BODDEKER (Coenraed), Borreker, Borrecker of Borckel, wonende te Bremen, hield zich bezig met het vraagstuk van het vinden der lengten op zee, op welks oplossing de Staten-Generaal of de Staten van Holland eene belooning van ƒ 15000 schijnen gesteld te hebben en dat hij meende gevonden te hebben door een ‘globum’ of ‘cooperen granaetcogel’, waarop ‘de longitude en de latitude des werelts met alle haere streecken, graden ende getal van aenwysinge’ waren gesneden en aangeteekend, benevens een uurglas, loopende 24 uren. Als zoovele anderen bood hij die uitvinding aan aan de Staten-Generaal en verzocht tot het beproeven daarvan den bol te mogen leveren ‘tot zijn costen gemaeckt’, waarop, na gehoord rapport, 23 Mei 1612 besloten is hem de ƒ 15.000 toe te kennen, als de uitvinding juist bleek. Behalve het uurglas bood B. daarop een ‘seker schriftelijk model’

aân met verzoek tot examinate door ‘verstandige’stuurlieden, waarop 12Juni 1612 werd besloten, dat hij de instrumenten, in het geschrift vermeld, zou leveren, terwijl hij verder, het volgende jaar, op last der Staten, zijne uitvinding demonstreerde voor eenige, door de amsterdamsche admiraliteit en O.-I. compagnie, aangewezen personen, die haar goedkeurden op het groote struikelblok na: ‘een instrument, daermede hij den tyt sal kunnen meten.’ In verband daarmede verzocht hij begin Juli 1613 van de Staten ƒ 400 en later octrooi voor zijne uitvinding, wat hem, met eenig voorschot, 8 Jan. 1614 werd toegestaan.

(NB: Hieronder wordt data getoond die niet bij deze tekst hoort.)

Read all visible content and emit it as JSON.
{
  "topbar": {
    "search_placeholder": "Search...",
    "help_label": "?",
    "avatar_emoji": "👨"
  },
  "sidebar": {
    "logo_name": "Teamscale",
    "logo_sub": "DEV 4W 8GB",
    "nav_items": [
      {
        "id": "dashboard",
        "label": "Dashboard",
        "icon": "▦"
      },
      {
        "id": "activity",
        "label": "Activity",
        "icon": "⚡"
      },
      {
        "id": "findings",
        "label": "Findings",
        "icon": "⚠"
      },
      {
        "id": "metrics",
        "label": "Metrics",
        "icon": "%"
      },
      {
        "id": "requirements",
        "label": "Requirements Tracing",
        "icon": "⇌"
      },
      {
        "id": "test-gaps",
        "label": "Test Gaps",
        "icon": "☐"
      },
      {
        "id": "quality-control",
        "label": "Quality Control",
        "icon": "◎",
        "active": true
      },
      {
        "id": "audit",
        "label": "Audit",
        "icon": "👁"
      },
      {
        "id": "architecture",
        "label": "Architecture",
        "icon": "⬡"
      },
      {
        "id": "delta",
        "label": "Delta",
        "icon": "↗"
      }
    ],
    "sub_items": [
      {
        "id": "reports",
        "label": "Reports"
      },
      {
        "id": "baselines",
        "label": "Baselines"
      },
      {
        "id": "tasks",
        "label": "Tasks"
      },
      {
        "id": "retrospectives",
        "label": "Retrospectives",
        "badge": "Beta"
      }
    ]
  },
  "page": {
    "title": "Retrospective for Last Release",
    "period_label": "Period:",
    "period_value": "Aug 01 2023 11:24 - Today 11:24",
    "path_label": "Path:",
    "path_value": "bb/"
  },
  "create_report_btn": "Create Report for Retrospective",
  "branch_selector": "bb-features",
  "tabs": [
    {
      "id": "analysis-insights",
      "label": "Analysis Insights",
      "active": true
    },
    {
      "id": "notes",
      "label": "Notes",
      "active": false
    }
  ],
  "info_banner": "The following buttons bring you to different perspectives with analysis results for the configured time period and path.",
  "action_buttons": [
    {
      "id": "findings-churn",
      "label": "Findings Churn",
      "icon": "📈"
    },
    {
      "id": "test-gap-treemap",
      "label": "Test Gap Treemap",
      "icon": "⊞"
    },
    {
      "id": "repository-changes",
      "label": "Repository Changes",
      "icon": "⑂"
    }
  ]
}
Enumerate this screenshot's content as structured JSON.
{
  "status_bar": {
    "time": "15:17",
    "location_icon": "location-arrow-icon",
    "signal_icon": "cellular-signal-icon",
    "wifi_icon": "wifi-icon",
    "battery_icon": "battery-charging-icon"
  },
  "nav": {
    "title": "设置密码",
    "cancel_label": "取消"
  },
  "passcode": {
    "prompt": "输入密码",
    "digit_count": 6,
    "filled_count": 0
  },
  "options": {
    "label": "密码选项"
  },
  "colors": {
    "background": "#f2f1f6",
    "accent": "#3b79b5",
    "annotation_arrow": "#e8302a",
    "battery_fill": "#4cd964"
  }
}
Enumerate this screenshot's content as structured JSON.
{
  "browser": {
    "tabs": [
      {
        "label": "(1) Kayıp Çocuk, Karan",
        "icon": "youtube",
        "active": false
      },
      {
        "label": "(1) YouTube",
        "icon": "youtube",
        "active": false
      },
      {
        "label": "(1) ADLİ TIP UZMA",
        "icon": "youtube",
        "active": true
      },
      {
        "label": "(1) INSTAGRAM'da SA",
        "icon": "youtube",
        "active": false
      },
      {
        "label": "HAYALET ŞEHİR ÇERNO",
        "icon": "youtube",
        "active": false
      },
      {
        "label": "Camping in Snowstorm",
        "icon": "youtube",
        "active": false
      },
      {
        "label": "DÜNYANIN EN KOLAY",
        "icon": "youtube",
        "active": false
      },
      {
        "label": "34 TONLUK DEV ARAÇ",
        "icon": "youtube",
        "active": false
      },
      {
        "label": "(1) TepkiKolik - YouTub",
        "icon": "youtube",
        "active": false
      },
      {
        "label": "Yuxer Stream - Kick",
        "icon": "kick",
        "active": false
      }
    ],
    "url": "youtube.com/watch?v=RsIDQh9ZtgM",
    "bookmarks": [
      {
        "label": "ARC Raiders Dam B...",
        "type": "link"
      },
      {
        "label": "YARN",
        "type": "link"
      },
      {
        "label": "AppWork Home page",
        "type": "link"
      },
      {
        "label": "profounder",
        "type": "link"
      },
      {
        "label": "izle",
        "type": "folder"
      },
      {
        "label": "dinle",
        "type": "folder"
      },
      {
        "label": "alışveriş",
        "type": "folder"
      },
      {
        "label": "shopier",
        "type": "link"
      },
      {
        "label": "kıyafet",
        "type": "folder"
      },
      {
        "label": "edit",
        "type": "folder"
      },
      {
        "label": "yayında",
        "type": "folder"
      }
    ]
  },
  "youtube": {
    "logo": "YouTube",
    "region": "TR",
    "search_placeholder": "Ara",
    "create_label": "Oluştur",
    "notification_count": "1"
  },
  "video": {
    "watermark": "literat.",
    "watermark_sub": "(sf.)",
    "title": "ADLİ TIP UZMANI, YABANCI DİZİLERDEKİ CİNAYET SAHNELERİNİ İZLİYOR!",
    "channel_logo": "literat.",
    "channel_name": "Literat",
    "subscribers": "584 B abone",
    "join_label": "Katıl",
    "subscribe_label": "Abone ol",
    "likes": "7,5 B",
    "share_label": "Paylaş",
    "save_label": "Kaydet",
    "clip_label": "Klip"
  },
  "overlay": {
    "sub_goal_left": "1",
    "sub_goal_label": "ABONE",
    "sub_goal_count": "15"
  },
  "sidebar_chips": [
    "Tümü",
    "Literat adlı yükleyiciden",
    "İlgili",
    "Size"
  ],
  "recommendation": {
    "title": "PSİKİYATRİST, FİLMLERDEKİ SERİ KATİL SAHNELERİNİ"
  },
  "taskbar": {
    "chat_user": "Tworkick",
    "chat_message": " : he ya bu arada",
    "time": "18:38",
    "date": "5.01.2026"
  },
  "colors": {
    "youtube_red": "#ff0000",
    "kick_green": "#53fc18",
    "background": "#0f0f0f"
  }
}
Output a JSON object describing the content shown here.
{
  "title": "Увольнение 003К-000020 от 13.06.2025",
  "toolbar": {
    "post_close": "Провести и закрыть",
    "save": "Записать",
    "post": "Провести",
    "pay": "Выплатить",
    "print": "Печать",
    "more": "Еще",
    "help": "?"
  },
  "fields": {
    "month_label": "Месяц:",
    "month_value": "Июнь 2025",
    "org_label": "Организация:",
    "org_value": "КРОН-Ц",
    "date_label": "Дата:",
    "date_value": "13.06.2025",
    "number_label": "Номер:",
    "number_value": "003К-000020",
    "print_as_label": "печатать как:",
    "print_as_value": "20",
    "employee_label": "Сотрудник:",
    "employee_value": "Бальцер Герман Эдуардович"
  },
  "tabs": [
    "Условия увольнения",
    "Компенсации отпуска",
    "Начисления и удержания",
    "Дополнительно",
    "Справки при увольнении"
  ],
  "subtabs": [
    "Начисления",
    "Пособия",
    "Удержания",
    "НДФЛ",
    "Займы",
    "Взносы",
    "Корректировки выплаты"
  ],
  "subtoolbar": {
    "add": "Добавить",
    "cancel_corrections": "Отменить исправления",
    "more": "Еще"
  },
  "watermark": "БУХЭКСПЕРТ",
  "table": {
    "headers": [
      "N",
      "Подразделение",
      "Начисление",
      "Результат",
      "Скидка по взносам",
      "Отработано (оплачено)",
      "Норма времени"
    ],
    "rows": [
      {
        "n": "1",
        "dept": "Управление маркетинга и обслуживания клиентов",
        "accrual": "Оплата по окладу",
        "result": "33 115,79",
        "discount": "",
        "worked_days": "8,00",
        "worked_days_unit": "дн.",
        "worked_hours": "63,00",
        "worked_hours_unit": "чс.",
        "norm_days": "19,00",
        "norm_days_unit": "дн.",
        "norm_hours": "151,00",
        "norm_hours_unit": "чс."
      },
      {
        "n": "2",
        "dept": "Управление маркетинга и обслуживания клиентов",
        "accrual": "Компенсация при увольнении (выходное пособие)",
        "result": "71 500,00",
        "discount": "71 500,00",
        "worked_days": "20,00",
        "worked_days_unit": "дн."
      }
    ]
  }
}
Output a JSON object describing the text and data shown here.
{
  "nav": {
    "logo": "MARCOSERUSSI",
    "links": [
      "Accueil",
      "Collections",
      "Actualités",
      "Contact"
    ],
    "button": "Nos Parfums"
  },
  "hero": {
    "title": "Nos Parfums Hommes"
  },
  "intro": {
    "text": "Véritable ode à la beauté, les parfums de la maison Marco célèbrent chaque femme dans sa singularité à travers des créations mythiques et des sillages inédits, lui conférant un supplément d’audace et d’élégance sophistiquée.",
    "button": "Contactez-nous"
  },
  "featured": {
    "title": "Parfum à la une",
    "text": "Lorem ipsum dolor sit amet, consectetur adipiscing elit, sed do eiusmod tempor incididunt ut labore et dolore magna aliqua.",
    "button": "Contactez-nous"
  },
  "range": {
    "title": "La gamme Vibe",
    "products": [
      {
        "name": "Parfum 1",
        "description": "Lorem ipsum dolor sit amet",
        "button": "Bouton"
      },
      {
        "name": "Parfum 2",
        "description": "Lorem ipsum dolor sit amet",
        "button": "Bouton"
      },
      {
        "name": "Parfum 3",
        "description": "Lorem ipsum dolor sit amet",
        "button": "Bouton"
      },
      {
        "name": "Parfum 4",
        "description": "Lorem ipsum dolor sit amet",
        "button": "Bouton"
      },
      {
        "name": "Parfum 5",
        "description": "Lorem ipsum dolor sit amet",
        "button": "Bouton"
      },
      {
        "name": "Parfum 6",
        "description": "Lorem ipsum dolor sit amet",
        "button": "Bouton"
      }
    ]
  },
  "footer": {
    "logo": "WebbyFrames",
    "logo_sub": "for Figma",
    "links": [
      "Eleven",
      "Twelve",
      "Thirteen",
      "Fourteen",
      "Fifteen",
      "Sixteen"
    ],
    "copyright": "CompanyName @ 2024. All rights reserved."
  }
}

Hij faalde vermoedelijk in de verdere volmaking: het laatste wat van hem gehoord wordt, is, dat hij en zijn vrouw een schuld van ƒ 364 in den Haag hadden achtergelaten en ‘een schoonen coperen globum, die veel meer waard is’ waarop de Staten aan den schuldeischer 27 Nov. 1614 ƒ 250 voorschoten.

Zie: Resolutien Staten-Generaal23 Mei, 12 Juni 1612; 18 Juni, 9 en 12 Juli 1613; 8 Jan. en 27 Nov. 1614 in Dodt, Archief voor kerkel. en wereldl. gesch. V (1845) 259-60, 61, 79, 81; VI (1846) 249-50, 360.